Many times in life we ask "why" of God for the circumstances we face or see in the world. Is it wrong to do so? What about the Psalmist who asks why often? What about Jesus himself who asks why God has forsaken him on the cross?
Bill at The Billy Goat Blog looks at this question, and asks why it seems necessary to act in any other way than to be honest in asking God why because God already knows our thoughts. By the way, Bill points out that it is not wrong to ask God why.
I used to struggle with why Jesus says on the cross, "My God, my God, why hast thou forsaken me?" as we see in Matthew 27. I had always assumed - mostly due to the way I was taught about this - that Jesus was merely quoting Scripture. He was quoting a messianic psalm to show that by quoting a messianic psalm he was the messiah who was being referenced in the psalm. David was really not asking God why about something, but was simply supplying something that the messiah would quote sometime in the future to show that he was the messiah. Kind of a self-fulfilling prophesy by way of quotation resulting in a proof text. (Kinda cool, huh?)
But then I started wondering if Jesus could really have asked why God had forsaken him because he believed that God had forsaken him. In other words, I started wondering if Jesus were honest and human.
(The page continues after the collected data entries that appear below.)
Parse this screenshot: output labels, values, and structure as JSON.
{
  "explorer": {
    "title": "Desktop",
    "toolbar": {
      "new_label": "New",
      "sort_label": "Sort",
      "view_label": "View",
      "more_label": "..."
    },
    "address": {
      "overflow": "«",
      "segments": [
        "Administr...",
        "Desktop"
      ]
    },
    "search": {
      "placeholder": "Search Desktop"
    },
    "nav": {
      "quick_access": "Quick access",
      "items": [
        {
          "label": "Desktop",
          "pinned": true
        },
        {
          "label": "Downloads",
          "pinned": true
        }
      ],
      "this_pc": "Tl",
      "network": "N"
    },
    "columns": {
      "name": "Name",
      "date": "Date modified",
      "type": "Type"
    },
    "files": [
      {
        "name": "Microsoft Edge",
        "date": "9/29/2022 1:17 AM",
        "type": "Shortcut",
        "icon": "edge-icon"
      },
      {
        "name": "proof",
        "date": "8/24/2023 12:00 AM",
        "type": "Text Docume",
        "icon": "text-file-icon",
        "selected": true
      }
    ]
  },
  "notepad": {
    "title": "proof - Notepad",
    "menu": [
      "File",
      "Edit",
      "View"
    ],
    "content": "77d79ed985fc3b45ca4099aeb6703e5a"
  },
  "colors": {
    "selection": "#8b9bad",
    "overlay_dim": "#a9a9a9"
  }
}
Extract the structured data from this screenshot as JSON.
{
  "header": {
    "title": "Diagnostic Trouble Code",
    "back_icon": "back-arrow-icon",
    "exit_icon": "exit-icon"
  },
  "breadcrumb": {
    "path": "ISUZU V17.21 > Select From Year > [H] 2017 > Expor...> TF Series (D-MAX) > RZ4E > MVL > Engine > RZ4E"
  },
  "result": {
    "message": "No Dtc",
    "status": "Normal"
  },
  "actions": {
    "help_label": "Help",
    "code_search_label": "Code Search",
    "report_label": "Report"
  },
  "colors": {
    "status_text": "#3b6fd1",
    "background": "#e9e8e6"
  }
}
I've since concluded that Jesus asked why because he meant it. He was human, and really did experience being forsaken. That's what the atonement was all about after all, right? He was forsaken of God so that we wouldn't have to be. So he really was forsaken and really did ask God why. And, as we know from other points of theology, Jesus was without sin, so we know that asking God why he was forsaken wasn't a sin. It wasn't a sin for Jesus, so why would it be a sin for us?